Pesawat Siluman J-20 China |
Laiknya kisah spionase, berita tentang kegiatan mata-mata jarang sekali yang berakhir dengan kejelasan. Semua tetap beredar di wilayah abu-abu. Apalagi karena di sekitarnya juga beredar kisah-kisah serupa yang sama-sama menarik dan sama-sama tak jelas, seperti kisah dua penyelundup obat bius asal Taiwan yang April lalu ditangkap FBI (Biro Investigasi Federal AS) atas tuduhan mencuri rahasia jet tempur F-22 untuk China.
Berita tentang pasangan Hui Sheng Shen, 45 tahun, yang dikenal sebagai Charlie, dan Huan Ling Chang, 41 tahun, yang dikenal sebagai Alice itu, kini, menjadi isu spionase paling hot di dunia maya. Nama Shen dan Chang kini menjadi trending topic karena santer dibicarakan sebagai mata-mata yang menyuplai teknologi F-22 ke Chengdu Aircraft Industry terkait pembuatan J-20.
J-20 adalah pesawat kombatan yang tengah dikembangkan sebagai tulang punggung kekuatan udara China di masa datang. Belum lama ini China telah menggelindingkan keluar prototipe ke-2, untuk menjalani uji taxiing.

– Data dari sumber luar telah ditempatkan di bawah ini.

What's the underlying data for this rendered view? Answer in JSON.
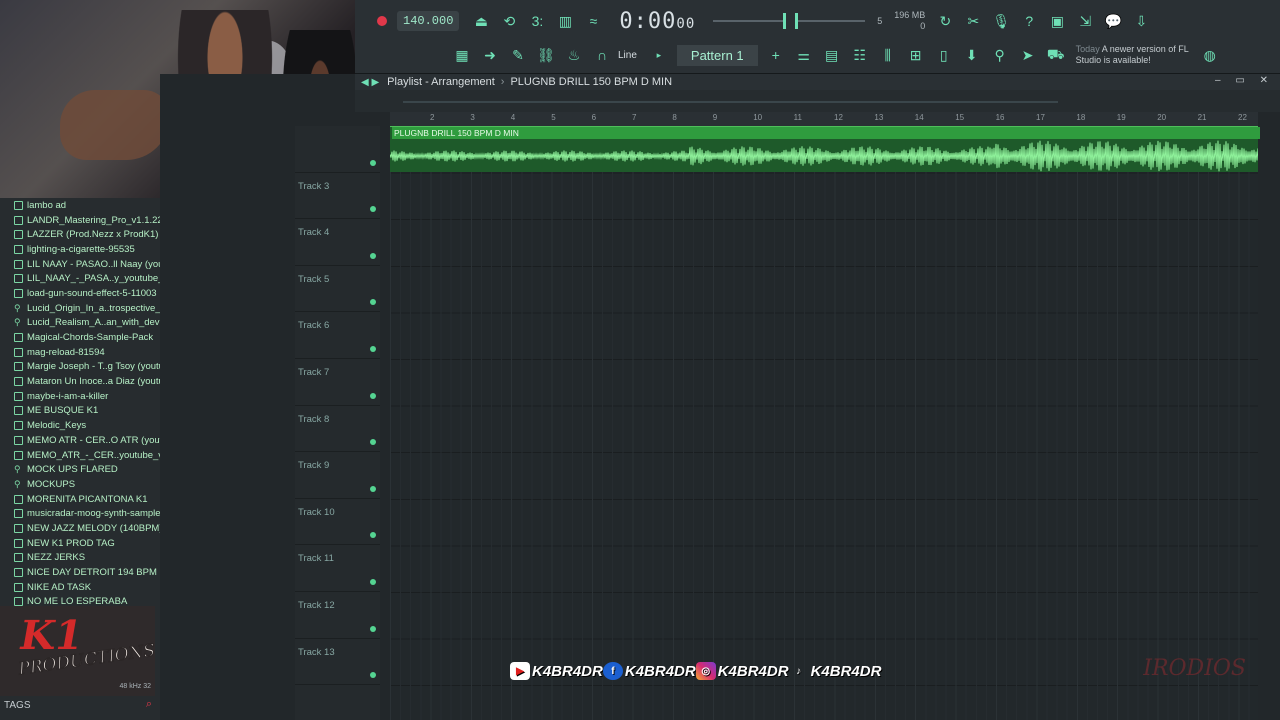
{
  "toolbar": {
    "tempo": "140.000",
    "time_main": "0:00",
    "time_sub": "00",
    "cpu_value": "5",
    "ram_value": "196 MB",
    "voices": "0",
    "snap_mode": "Line",
    "pattern": "Pattern 1",
    "news_when": "Today",
    "news_text": "A newer version of FL Studio is available!",
    "accent_color": "#6fe0b6"
  },
  "playlist": {
    "title_prefix": "Playlist - Arrangement",
    "project_name": "PLUGNB DRILL 150 BPM D MIN",
    "clip_label": "PLUGNB DRILL 150 BPM D MIN",
    "ruler": [
      "2",
      "3",
      "4",
      "5",
      "6",
      "7",
      "8",
      "9",
      "10",
      "11",
      "12",
      "13",
      "14",
      "15",
      "16",
      "17",
      "18",
      "19",
      "20",
      "21",
      "22"
    ],
    "tracks": [
      "Track 3",
      "Track 4",
      "Track 5",
      "Track 6",
      "Track 7",
      "Track 8",
      "Track 9",
      "Track 10",
      "Track 11",
      "Track 12",
      "Track 13"
    ]
  },
  "browser": {
    "items": [
      {
        "label": "lambo ad",
        "type": "file"
      },
      {
        "label": "LANDR_Mastering_Pro_v1.1.22",
        "type": "file"
      },
      {
        "label": "LAZZER (Prod.Nezz x ProdK1)",
        "type": "file"
      },
      {
        "label": "lighting-a-cigarette-95535",
        "type": "file"
      },
      {
        "label": "LIL NAAY - PASAO..ll Naay (youtube)",
        "type": "file"
      },
      {
        "label": "LIL_NAAY_-_PASA..y_youtube_vocal",
        "type": "file"
      },
      {
        "label": "load-gun-sound-effect-5-11003",
        "type": "file"
      },
      {
        "label": "Lucid_Origin_In_a..trospective_li_0",
        "type": "folder"
      },
      {
        "label": "Lucid_Realism_A..an_with_devil_1",
        "type": "folder"
      },
      {
        "label": "Magical-Chords-Sample-Pack",
        "type": "file"
      },
      {
        "label": "mag-reload-81594",
        "type": "file"
      },
      {
        "label": "Margie Joseph - T..g Tsoy (youtube)",
        "type": "file"
      },
      {
        "label": "Mataron Un Inoce..a Diaz (youtube)",
        "type": "file"
      },
      {
        "label": "maybe-i-am-a-killer",
        "type": "file"
      },
      {
        "label": "ME BUSQUE K1",
        "type": "file"
      },
      {
        "label": "Melodic_Keys",
        "type": "file"
      },
      {
        "label": "MEMO ATR - CER..O ATR (youtube)",
        "type": "file"
      },
      {
        "label": "MEMO_ATR_-_CER..youtube_vocal",
        "type": "file"
      },
      {
        "label": "MOCK UPS FLARED",
        "type": "folder"
      },
      {
        "label": "MOCKUPS",
        "type": "folder"
      },
      {
        "label": "MORENITA PICANTONA K1",
        "type": "file"
      },
      {
        "label": "musicradar-moog-synth-samples",
        "type": "file"
      },
      {
        "label": "NEW JAZZ MELODY (140BPM)",
        "type": "file"
      },
      {
        "label": "NEW K1 PROD TAG",
        "type": "file"
      },
      {
        "label": "NEZZ JERKS",
        "type": "file"
      },
      {
        "label": "NICE DAY DETROIT 194 BPM B MIN",
        "type": "file"
      },
      {
        "label": "NIKE AD TASK",
        "type": "file"
      },
      {
        "label": "NO ME LO ESPERABA",
        "type": "file"
      }
    ],
    "logo_mark": "K1",
    "logo_text": "PRODUCTIONS",
    "sample_rate": "48 kHz 32",
    "tags_label": "TAGS"
  },
  "social": {
    "handles": [
      "K4BR4DR",
      "K4BR4DR",
      "K4BR4DR",
      "K4BR4DR"
    ],
    "icons": [
      "youtube-icon",
      "facebook-icon",
      "instagram-icon",
      "tiktok-icon"
    ]
  },
  "watermark": "IRODIOS"
}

Prototipe pertama telah lebih dulu menjalani uji terbang pada Januari 2011. Yang bikin ribut: tampang depan prototipe kedua J-20 amat mirip F-22.
China sendiri tak pernah mengumumkan kemunculan pesawat tersebut secara resmi. Penampakan jet kombatan yang kabarnya berkode Mighty Dragon itu bisa disimak di dunia maya dalam format foto-video hasil bidikan fotografer amatir. Mei lalu, pesawat ini tampak sedang melakukan uji-coba taxiing kecepatan rendah di sebuah lapangan terbang di Chengdu.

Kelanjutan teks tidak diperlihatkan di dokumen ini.